The “perfect use” rate for preventing pregnancy with birth control pills is 99%. But few people use contraception perfectly. Doctors have calculated another rate — the “real use” rate — that reflects human errors in pill-taking and results in more limited success in preventing pregnancy. That rate is 91%, according to the Guttmacher Institute. Two common errors women make while taking the Pill: forgetting to take pills or simultaneously taking antibiotics that reduce the birth control’s effectiveness.

Aside from the addition of folic acid, Beyaz is identical to Yaz, the once bestselling oral contraceptive — marketed as “beyond birth control” — that has recently become embattled and dropped off in sales. The new pill may be a clever way to help the company sidestep the competition or simply revive a fading brand. (More on Did Johnson & Johnson Bury Data on Ortho-Evra’s Health Risks?)

In 2009, the FDA cracked down on Bayer for making misleading claims in advertisements for Yaz. In television and print commercials, the government said, Bayer overstated the pill’s benefits for acne and premenstrual syndrome. (Yaz is approved for treating only moderate acne and a severe form of premenstrual syndrome called PMDD or premenstrual dysphoric disorder.) Bayer was forced to spend $20 million to correct the misleading ads.
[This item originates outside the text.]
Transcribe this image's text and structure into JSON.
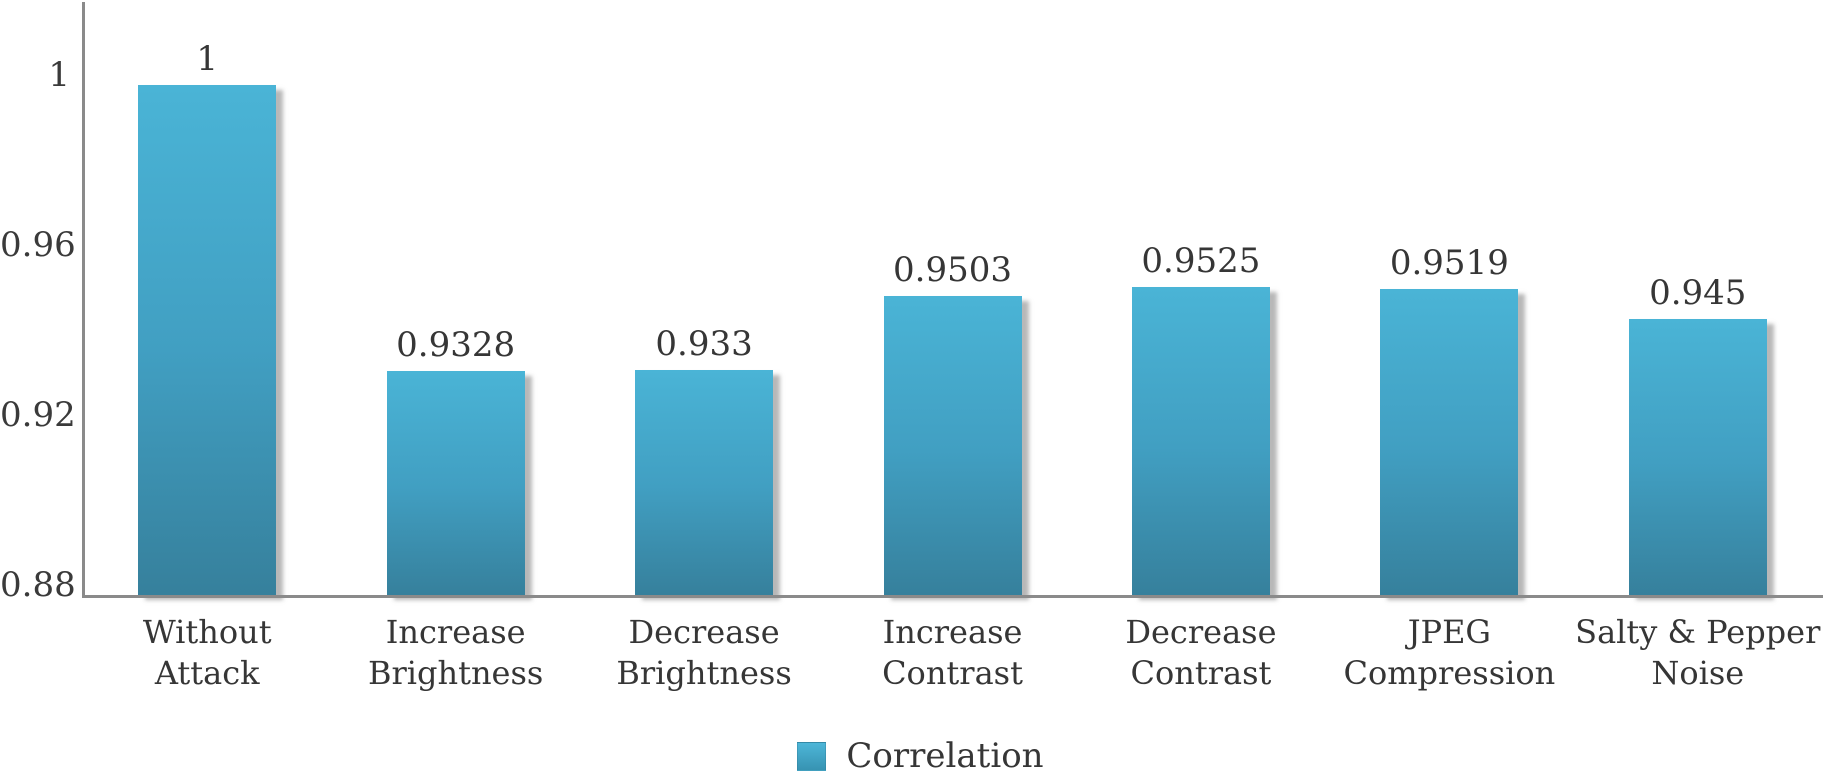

Meanwhile, a Danish study found that users of birth control containing the newer progestin drospirenone (contained in Yaz and its sister pill Yasmin), had a 64% higher risk of pulmonary embolism — a rare side effect involving blood clots, which can occur with any combination hormone birth control — compared wit women who used an older oral contraceptive. A separate Dutch studied backed up the finding.

The overall risk of blood clots is so low, however, that some experts said even the 64% increase was no cause for concern in most women. Still, it was scary enough to consumers to help reduce sales of Yaz — which had done more than $600 million in sales in 2008 — by 15% the following year. What’s more, at least 2,000 suits are now pending against Bayer alleging that the drug-maker did not adequately warn women about the increased risk of stroke, heart attack, blood clots and other side effects of Yaz and Yasmin.

Yaz also has a competitor at its heels: Teva Pharmaceuticals began selling a generic version of the pill Bayer liked to call “beyond birth control” in June. Bayer sued Teva.